Le parole di Jake erano tutte confuse mentre balbettava una goffa scusa. “Ehi, scusa… non sapevo… non intendevo mancare di rispetto”, farfugliò, mentre la consapevolezza del suo errore gli piombava addosso come un peso. Si potevano vedere lo shock e il rimorso sul suo volto mentre elaborava la portata del suo sbaglio. L’arroganza che un tempo lo aveva definito sembrava sgretolarsi mentre stava lì, cercando di ritirare ciò che aveva così sconsideratamente pronunciato prima.
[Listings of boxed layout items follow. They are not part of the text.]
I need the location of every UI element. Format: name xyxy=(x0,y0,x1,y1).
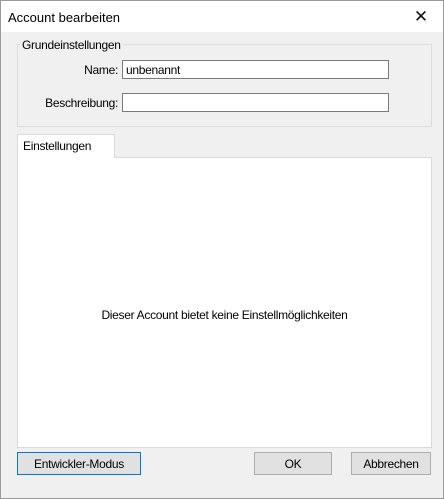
description-label: Beschreibung: xyxy=(45,96,118,110)
developer-mode-button[interactable]: Entwickler-Modus xyxy=(17,452,141,475)
description-input[interactable] xyxy=(122,93,389,112)
close-icon[interactable]: ✕ xyxy=(399,1,443,32)
title-bar: Account bearbeiten ✕ xyxy=(1,1,443,32)
name-label: Name: xyxy=(84,63,118,77)
settings-tab-panel: Dieser Account bietet keine Einstellmögl… xyxy=(17,157,432,448)
ok-button[interactable]: OK xyxy=(254,452,332,475)
dialog-title: Account bearbeiten xyxy=(8,10,121,25)
basic-settings-legend: Grundeinstellungen xyxy=(20,38,123,52)
basic-settings-group: Grundeinstellungen Name: Beschreibung: xyxy=(17,38,432,127)
tab-settings[interactable]: Einstellungen xyxy=(17,134,115,158)
cancel-button[interactable]: Abbrechen xyxy=(351,452,431,475)
no-settings-message: Dieser Account bietet keine Einstellmögl… xyxy=(101,308,348,322)
account-edit-dialog: Account bearbeiten ✕ Grundeinstellungen … xyxy=(0,0,444,499)
tab-settings-label: Einstellungen xyxy=(23,139,92,153)
name-input[interactable] xyxy=(122,60,389,79)
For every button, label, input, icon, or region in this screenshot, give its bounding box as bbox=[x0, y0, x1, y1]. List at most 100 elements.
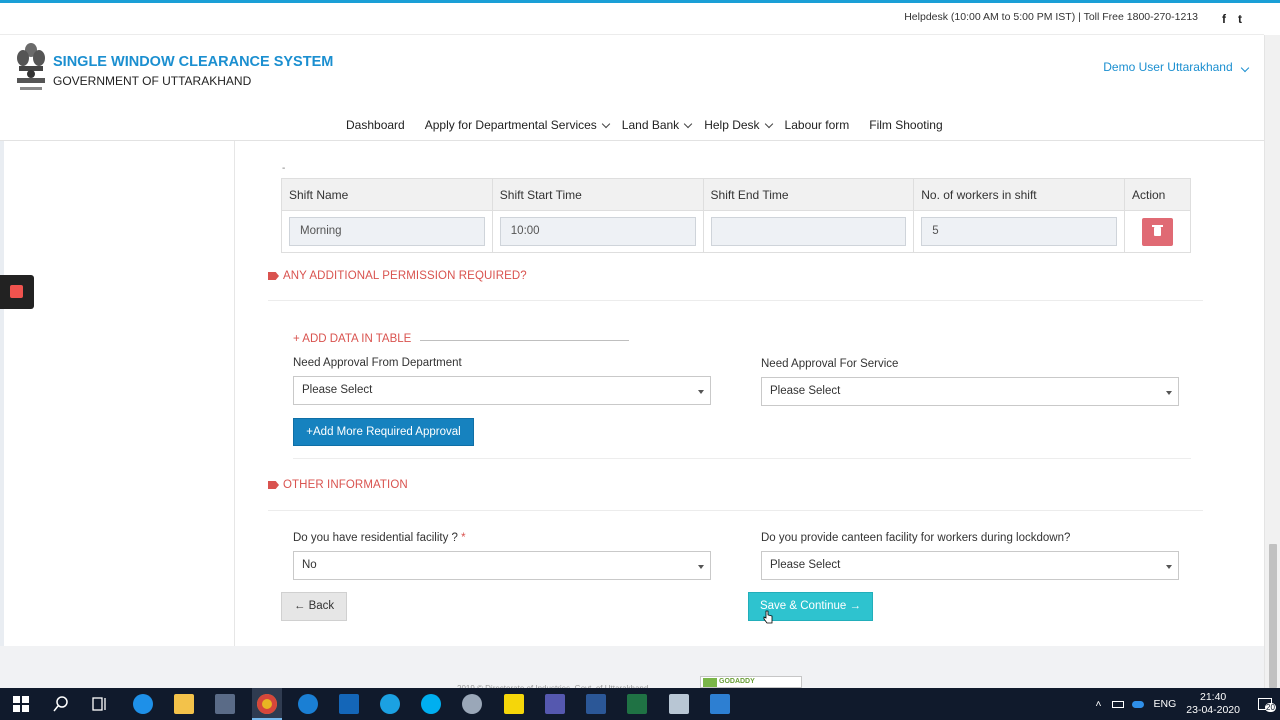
hand-cursor-icon bbox=[763, 610, 773, 624]
department-select[interactable]: Please Select bbox=[293, 376, 711, 405]
column-header: Shift Name bbox=[281, 178, 493, 211]
godaddy-badge[interactable]: GODADDY bbox=[700, 676, 802, 688]
dropdown-arrow-icon bbox=[1166, 565, 1172, 569]
nav-label: Help Desk bbox=[704, 118, 760, 132]
twitter-icon[interactable]: t bbox=[1238, 12, 1242, 26]
chrome-icon[interactable] bbox=[257, 694, 277, 714]
system-tray: ˄ ENG 21:40 23-04-2020 20 bbox=[1095, 688, 1276, 720]
photos-icon[interactable] bbox=[710, 694, 730, 714]
top-info-bar: Helpdesk (10:00 AM to 5:00 PM IST) | Tol… bbox=[0, 3, 1264, 35]
chevron-down-icon bbox=[764, 119, 773, 128]
add-more-approval-button[interactable]: +Add More Required Approval bbox=[293, 418, 474, 446]
clock-time: 21:40 bbox=[1200, 691, 1227, 703]
site-title[interactable]: SINGLE WINDOW CLEARANCE SYSTEM bbox=[53, 54, 333, 70]
clock-date: 23-04-2020 bbox=[1186, 704, 1240, 716]
dropdown-arrow-icon bbox=[698, 565, 704, 569]
teams-icon[interactable] bbox=[545, 694, 565, 714]
outlook-icon[interactable] bbox=[339, 694, 359, 714]
shift-name-input[interactable]: Morning bbox=[289, 217, 485, 246]
table-marker: - bbox=[282, 163, 286, 174]
word-icon[interactable] bbox=[586, 694, 606, 714]
skype-icon[interactable] bbox=[421, 694, 441, 714]
table-header-row: Shift Name Shift Start Time Shift End Ti… bbox=[281, 178, 1191, 211]
excel-icon[interactable] bbox=[627, 694, 647, 714]
windows-start-icon[interactable] bbox=[11, 694, 31, 714]
settings-tool-icon[interactable] bbox=[462, 694, 482, 714]
residential-facility-select[interactable]: No bbox=[293, 551, 711, 580]
delete-row-button[interactable] bbox=[1142, 217, 1173, 246]
stop-icon bbox=[10, 285, 23, 298]
language-indicator[interactable]: ENG bbox=[1154, 698, 1177, 710]
clock[interactable]: 21:40 23-04-2020 bbox=[1186, 691, 1240, 717]
notification-center-icon[interactable]: 20 bbox=[1258, 698, 1276, 712]
chevron-up-icon[interactable]: ˄ bbox=[1095, 698, 1101, 710]
select-value: No bbox=[302, 559, 317, 571]
section-additional-permission: ANY ADDITIONAL PERMISSION REQUIRED? bbox=[268, 270, 527, 282]
site-header: SINGLE WINDOW CLEARANCE SYSTEM GOVERNMEN… bbox=[0, 36, 1264, 141]
required-mark: * bbox=[461, 532, 466, 544]
nav-label: Land Bank bbox=[621, 118, 680, 132]
nav-apply-departmental-services[interactable]: Apply for Departmental Services bbox=[425, 118, 618, 132]
onedrive-icon[interactable] bbox=[1131, 700, 1144, 708]
internet-explorer-icon[interactable] bbox=[133, 694, 153, 714]
sticky-notes-icon[interactable] bbox=[504, 694, 524, 714]
badge-text: GODADDY bbox=[719, 678, 755, 685]
helpdesk-info: Helpdesk (10:00 AM to 5:00 PM IST) | Tol… bbox=[904, 11, 1198, 23]
arrow-left-icon: ← bbox=[293, 600, 306, 612]
back-button[interactable]: ← Back bbox=[281, 592, 347, 621]
nav-land-bank[interactable]: Land Bank bbox=[622, 118, 700, 132]
shift-start-time-input[interactable]: 10:00 bbox=[499, 217, 696, 246]
residential-facility-label: Do you have residential facility ? * bbox=[293, 532, 466, 544]
nav-labour-form[interactable]: Labour form bbox=[785, 118, 850, 132]
secure-seal-icon bbox=[703, 678, 717, 687]
dropdown-arrow-icon bbox=[698, 390, 704, 394]
state-emblem-logo[interactable] bbox=[14, 40, 48, 100]
label-text: Do you have residential facility ? bbox=[293, 532, 458, 544]
tags-icon bbox=[268, 481, 279, 489]
add-data-in-table-heading: + ADD DATA IN TABLE bbox=[293, 333, 412, 345]
nav-label: Dashboard bbox=[346, 118, 405, 132]
canteen-facility-select[interactable]: Please Select bbox=[761, 551, 1179, 580]
workers-count-input[interactable]: 5 bbox=[921, 217, 1117, 246]
table-row: Morning 10:00 5 bbox=[281, 210, 1191, 253]
edge-icon[interactable] bbox=[298, 694, 318, 714]
remote-desktop-icon[interactable] bbox=[215, 694, 235, 714]
column-header: Shift End Time bbox=[702, 178, 915, 211]
button-label: Back bbox=[308, 600, 335, 612]
record-button[interactable] bbox=[0, 275, 34, 309]
facebook-icon[interactable]: f bbox=[1222, 12, 1226, 26]
file-explorer-icon[interactable] bbox=[174, 694, 194, 714]
arrow-right-icon: → bbox=[849, 600, 862, 612]
nav-label: Apply for Departmental Services bbox=[424, 118, 597, 132]
page-scrollbar[interactable] bbox=[1264, 35, 1280, 688]
skype-for-business-icon[interactable] bbox=[380, 694, 400, 714]
battery-icon[interactable] bbox=[1111, 700, 1124, 708]
section-title: ANY ADDITIONAL PERMISSION REQUIRED? bbox=[283, 270, 527, 282]
nav-dashboard[interactable]: Dashboard bbox=[346, 118, 405, 132]
user-menu[interactable]: Demo User Uttarakhand bbox=[1103, 60, 1250, 74]
column-header: No. of workers in shift bbox=[913, 178, 1125, 211]
search-icon[interactable] bbox=[51, 694, 71, 714]
social-links: f t bbox=[1222, 12, 1242, 26]
canteen-facility-label: Do you provide canteen facility for work… bbox=[761, 532, 1071, 544]
section-divider bbox=[268, 510, 1203, 511]
select-value: Please Select bbox=[770, 385, 841, 397]
nav-help-desk[interactable]: Help Desk bbox=[704, 118, 780, 132]
tags-icon bbox=[268, 272, 279, 280]
section-title: OTHER INFORMATION bbox=[283, 479, 408, 491]
task-view-icon[interactable] bbox=[90, 694, 110, 714]
user-name: Demo User Uttarakhand bbox=[1103, 60, 1233, 74]
shift-table: Shift Name Shift Start Time Shift End Ti… bbox=[281, 178, 1191, 253]
sidebar-divider bbox=[234, 141, 235, 646]
left-gutter bbox=[0, 141, 4, 646]
shift-end-time-input[interactable] bbox=[710, 217, 907, 246]
notepad-icon[interactable] bbox=[669, 694, 689, 714]
nav-film-shooting[interactable]: Film Shooting bbox=[869, 118, 942, 132]
divider bbox=[293, 458, 1191, 459]
service-select[interactable]: Please Select bbox=[761, 377, 1179, 406]
column-header: Action bbox=[1124, 178, 1191, 211]
scrollbar-thumb[interactable] bbox=[1269, 544, 1277, 688]
main-nav: Dashboard Apply for Departmental Service… bbox=[346, 118, 963, 132]
windows-taskbar: ˄ ENG 21:40 23-04-2020 20 bbox=[0, 688, 1280, 720]
section-divider bbox=[268, 300, 1203, 301]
Era uno spettacolo triste, osservare Jake in quel momento, intrappolato nelle scomode conseguenze della sua stessa spavalderia. Il suo viso arrossì per l’imbarazzo mentre faceva un passo indietro, volendo chiaramente scomparire. Il motociclista un tempo così sicuro di sé era ora ridotto a una figura piccola e impacciata accanto a McClain, la cui compostezza serviva solo a ingigantire lo sconcerto di Jake. Aveva capito troppo tardi di aver scelto l’uomo sbagliato con cui scherzare, e ora le conseguenze delle sue parole erano inevitabili.